The "theory" he presents here of Hell (which is strikingly similar to the view presented by another fine Anglican, C.S. Lewis, in his book The Great Divorce) has absolutely no foundation in the Bible. Surprised By Hope contains a refrain that consistently and accurately draws our theology back to the actual content of the Scriptures. He debunks traditions, myths, and secular philosophies that have infiltrated out interpretations of the Biblical texts. He exposes the mis-reading of many verses that have led the church down many errant paths.

Given that context, he probably should have left this passage out of the book.

He presents it against a "traditional" view of Hell as a lake of fire and a place of eternal torment, a "universalist" view of Hell as not really being a place to actually contain any souls because God, being a god of love, could never send anyone there anyways, a "annihilationist" view of Hell where people who reject salvation are not punished for eternity but rather destroyed (annihilated) and cease to exist.

His foundation is to define sin as behavior that is dehumanizing.
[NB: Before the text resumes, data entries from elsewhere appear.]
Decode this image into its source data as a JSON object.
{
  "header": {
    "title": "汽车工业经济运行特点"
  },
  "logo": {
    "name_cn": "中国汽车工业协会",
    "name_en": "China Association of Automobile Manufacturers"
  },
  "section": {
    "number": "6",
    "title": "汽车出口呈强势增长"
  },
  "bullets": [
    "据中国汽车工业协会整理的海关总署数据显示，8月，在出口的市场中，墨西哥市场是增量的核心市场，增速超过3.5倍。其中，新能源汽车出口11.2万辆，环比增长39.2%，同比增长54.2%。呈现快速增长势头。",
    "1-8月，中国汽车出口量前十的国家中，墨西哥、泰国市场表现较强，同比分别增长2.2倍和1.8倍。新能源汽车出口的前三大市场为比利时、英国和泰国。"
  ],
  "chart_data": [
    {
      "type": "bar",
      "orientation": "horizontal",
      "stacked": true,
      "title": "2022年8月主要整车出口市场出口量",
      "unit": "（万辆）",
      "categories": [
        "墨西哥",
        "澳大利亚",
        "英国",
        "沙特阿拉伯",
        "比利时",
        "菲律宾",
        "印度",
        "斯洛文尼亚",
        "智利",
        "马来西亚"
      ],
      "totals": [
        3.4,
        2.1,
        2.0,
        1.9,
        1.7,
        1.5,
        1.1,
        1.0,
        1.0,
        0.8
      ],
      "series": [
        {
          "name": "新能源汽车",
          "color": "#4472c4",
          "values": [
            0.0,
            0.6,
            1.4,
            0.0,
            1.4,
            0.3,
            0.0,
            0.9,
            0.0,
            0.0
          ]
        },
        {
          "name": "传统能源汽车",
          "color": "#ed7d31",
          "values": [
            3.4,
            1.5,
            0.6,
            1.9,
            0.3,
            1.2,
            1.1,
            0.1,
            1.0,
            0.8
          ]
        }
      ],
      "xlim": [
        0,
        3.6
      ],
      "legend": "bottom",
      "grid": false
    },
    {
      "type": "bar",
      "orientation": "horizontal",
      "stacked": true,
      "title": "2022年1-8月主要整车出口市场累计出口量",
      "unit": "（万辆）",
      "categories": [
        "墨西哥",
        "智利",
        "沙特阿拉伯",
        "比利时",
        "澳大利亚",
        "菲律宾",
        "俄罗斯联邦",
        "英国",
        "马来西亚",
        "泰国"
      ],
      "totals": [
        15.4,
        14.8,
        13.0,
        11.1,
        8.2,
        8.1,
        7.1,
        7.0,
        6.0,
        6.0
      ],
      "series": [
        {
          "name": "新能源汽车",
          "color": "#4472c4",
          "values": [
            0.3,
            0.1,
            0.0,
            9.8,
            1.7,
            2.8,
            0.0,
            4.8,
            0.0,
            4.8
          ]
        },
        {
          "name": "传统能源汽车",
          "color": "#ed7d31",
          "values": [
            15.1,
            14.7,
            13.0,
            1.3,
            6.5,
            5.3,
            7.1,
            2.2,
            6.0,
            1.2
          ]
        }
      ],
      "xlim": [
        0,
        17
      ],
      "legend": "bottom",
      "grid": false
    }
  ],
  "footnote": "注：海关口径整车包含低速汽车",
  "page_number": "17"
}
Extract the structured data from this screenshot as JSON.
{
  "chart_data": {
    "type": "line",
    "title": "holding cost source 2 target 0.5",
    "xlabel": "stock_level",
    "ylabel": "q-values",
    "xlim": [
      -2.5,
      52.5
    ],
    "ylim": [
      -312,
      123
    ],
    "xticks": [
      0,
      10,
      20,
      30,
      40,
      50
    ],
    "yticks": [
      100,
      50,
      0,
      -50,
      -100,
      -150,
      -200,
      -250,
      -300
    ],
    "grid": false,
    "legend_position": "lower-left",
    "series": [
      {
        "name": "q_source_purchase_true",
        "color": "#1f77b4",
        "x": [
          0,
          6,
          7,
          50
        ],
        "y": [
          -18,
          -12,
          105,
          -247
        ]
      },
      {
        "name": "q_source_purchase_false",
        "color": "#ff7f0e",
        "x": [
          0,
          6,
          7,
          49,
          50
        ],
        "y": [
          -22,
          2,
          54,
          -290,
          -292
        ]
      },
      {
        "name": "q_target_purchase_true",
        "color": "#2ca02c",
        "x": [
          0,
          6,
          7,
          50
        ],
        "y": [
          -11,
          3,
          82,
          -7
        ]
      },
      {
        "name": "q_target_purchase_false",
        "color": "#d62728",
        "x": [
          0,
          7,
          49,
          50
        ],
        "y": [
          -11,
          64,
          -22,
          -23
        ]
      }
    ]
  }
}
First of another and then ultimately of one's self. This laid against the concept that to be found in Christ is to become fully human, fully alive, and to have life to the full. To be redeemed from a lie that enslaves us to a life that is less than what we were intended for. The Good News, therefore, is the answer or Truth that sets us free.

So he takes his revulsion of the idea of eternal punishment coupled with this thought of being fully alive and arrives at an idea of becoming something that ceases to be human at all.

Hell is a tough topic. Partially because the Bible often uses symbolic language to describe it and partially because the Bible (and Wright) places much more of its emphasis on the redemptive, re-creative, Good News of Jesus Christ.

I understand how he misses it here and in his defense he bookends his points here with disclaimers that these are opinions and he would gladly be proven wrong.